Films like “Selma” are rare. Few movies further the ideals of racial equality in terms of casting and production. “Selma” is an anomaly in a time when the film industry infrequently creates African-American stories that explore their perspectives.
While the depiction of blacks in film has significantly improved over the past century,a strong black voice is the exception, not the rule, for the film industry.
Since its inception, the film industry has had trouble fairly portraying African-Americans in their stories. “The Birth of a Nation,” which D.W. Griffith directed and released in 1915, depicted African-Americans as violent sexual predators and the Klu Klux Klan as heroes.
Radio-television-film associate professor Mary Beltrán, who specializes in the connection between film and race studies, said African-Americans at the time vehemently protested the movie.
“Some of the chapters of the NAACP were [made] in order to fight ‘The Birth of a Nation,’” Beltrán said.
In spite of efforts to ban the picture, “The Birth of a Nation” became a commercial success.
Other films, such as “The Littlest Rebel” and “Gone with the Wind,” portrayed African-Americans in subservient roles. Black actors often appeared as servants who rarely questioned their position in society such as Hattie McDaniel, who played Mammy, the family maid in “Gone with the Wind.”
McDaniel’s role — as problematic of a character as it may have been — earned her an Oscar for Best Actress in a Supporting Role in 1940, making her the first African-American to win an Academy Award.
It wasn’t until the 1950s and the 1960s that African-Americans’ representation in film began to improve. African-American film stars appeared after the Civil Rights Movement raised awareness of racial discrimination.
Performers such as Eartha Kitt and Harry Belafonte rose to prominence and captured public affection. In 1964, Sidney Poitier became the first black actor to win the Academy Award for Best Actor for his performance in “Lilies of the Field.”
“Sidney Poitier [was] really important,” Beltrán said. “His stardom [was] in some ways a turning point in Hollywood.”
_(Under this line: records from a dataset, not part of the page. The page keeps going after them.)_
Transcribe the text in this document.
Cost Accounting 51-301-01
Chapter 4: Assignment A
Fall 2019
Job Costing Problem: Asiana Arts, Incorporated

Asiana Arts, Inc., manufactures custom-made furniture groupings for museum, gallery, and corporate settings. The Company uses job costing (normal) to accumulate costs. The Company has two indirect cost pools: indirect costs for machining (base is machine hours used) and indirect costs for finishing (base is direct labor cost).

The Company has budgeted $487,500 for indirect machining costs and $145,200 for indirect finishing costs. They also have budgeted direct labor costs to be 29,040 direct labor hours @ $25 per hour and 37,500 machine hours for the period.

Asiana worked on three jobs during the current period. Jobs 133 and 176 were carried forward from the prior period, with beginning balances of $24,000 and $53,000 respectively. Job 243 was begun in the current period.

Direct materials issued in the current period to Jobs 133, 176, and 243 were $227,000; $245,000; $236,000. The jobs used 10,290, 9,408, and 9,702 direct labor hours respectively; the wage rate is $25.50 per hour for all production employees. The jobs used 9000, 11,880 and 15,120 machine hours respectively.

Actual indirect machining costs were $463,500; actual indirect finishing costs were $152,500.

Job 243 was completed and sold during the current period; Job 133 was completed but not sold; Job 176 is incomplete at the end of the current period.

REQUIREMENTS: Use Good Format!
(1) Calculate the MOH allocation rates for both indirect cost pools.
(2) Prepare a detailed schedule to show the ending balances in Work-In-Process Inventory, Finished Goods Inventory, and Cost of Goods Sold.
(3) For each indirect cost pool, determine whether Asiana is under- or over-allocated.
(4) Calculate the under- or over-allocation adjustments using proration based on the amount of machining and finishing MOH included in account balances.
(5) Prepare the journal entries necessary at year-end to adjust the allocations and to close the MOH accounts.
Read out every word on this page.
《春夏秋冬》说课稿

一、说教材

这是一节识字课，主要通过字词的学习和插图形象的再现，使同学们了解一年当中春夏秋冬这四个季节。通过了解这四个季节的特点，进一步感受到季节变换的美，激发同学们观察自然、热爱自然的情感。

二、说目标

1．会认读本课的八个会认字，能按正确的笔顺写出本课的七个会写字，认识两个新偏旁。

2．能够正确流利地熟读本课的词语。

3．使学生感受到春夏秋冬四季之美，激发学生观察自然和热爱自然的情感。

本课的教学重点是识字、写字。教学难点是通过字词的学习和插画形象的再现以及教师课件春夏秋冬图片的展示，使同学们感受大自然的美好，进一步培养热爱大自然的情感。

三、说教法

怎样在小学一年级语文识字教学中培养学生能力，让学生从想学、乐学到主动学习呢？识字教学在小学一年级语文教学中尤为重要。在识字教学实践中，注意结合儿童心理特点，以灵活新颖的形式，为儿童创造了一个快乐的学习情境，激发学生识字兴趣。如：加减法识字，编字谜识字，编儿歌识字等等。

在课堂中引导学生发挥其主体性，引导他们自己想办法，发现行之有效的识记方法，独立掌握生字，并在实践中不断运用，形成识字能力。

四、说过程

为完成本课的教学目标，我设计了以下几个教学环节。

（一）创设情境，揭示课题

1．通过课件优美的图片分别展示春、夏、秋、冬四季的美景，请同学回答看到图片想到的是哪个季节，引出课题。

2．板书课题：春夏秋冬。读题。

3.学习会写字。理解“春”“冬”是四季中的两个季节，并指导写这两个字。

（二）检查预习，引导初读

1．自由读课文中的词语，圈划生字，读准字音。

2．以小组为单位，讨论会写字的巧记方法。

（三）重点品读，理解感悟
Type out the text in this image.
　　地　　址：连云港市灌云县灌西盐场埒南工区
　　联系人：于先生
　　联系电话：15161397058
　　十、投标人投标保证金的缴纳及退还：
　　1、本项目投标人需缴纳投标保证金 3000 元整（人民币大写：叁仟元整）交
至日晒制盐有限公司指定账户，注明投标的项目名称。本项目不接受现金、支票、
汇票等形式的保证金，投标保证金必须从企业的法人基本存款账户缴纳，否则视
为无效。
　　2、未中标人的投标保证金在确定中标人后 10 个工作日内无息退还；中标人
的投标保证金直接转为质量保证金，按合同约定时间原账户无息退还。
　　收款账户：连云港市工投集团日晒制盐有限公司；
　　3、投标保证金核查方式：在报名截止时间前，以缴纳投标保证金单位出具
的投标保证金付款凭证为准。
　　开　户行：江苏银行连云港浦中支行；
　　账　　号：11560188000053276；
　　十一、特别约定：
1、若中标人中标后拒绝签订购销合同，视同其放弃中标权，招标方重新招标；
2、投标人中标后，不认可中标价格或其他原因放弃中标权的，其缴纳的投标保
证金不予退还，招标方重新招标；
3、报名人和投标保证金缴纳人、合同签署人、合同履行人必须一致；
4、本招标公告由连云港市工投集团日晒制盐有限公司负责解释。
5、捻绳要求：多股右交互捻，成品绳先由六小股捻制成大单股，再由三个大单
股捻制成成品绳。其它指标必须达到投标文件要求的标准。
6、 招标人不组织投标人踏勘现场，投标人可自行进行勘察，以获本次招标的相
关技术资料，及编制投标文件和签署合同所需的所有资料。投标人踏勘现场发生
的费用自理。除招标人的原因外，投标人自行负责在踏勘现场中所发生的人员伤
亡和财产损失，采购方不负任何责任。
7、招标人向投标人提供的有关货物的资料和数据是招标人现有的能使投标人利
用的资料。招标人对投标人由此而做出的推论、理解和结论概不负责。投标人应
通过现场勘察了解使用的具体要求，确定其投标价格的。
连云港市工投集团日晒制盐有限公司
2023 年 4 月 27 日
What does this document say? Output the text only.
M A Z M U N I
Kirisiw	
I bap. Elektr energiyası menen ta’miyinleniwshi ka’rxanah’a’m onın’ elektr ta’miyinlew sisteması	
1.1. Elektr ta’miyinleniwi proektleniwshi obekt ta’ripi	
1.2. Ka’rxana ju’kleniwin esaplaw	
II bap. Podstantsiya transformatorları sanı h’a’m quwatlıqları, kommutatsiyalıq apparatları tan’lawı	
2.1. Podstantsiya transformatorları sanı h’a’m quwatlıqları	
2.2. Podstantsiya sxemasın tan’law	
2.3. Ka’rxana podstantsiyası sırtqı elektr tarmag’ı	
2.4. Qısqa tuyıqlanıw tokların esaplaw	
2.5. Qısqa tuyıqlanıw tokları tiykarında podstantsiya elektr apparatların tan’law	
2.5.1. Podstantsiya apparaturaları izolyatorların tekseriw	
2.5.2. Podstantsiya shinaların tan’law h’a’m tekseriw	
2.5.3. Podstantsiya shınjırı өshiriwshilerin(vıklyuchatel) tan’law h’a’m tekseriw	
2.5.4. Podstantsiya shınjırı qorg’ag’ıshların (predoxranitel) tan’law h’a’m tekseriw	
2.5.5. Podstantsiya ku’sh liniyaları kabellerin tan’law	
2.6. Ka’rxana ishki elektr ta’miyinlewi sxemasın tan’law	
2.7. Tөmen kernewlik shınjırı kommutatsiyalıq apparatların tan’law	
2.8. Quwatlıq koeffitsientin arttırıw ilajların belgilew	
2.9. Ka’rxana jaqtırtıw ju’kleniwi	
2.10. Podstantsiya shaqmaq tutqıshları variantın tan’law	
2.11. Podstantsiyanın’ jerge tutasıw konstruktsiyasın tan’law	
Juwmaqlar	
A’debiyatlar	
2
In spite of African-Americans’ gains in films, many black movie stars often ended up playing supporting roles or sidekicks. Film studios feared movies with African-Americans in the lead roles would not be financially successful overseas and cast whites as the main characters instead.
“Just a few stars have broken through: Eddie Murphy, Whoopi Goldberg, Denzel Washington and, more recently, Will Smith,” Beltrán said. “But that’s pretty much it.”
Blacks are not as heavily involved in the creative side of filmmaking as whites, according to Beltrán. As a result, it is less common for black perspectives to be represented in movies.
“If we look at issues of employment — issues of writers and producers and directors — the number of African-Americans working in executive and creative capacities is still extremely low,” Beltrán said.
Beltrán said studios have become more inclined to greenlight films with ethnically varied casts because of the increasing diversity of audiences. She said we can expect to see more films with minorities in the leads. Major films with black leads are now in the works, including “Star Wars: The Force Awakens,” starring John Boyega, and the superhero film “Cyborg,” starring Ray Fisher.
Although a century has passed since “The Birth of a Nation,” blacks are still underrepresented in today’s films. But movies such as “Selma,” however, offer hope that the film industry is progressing in the right direction.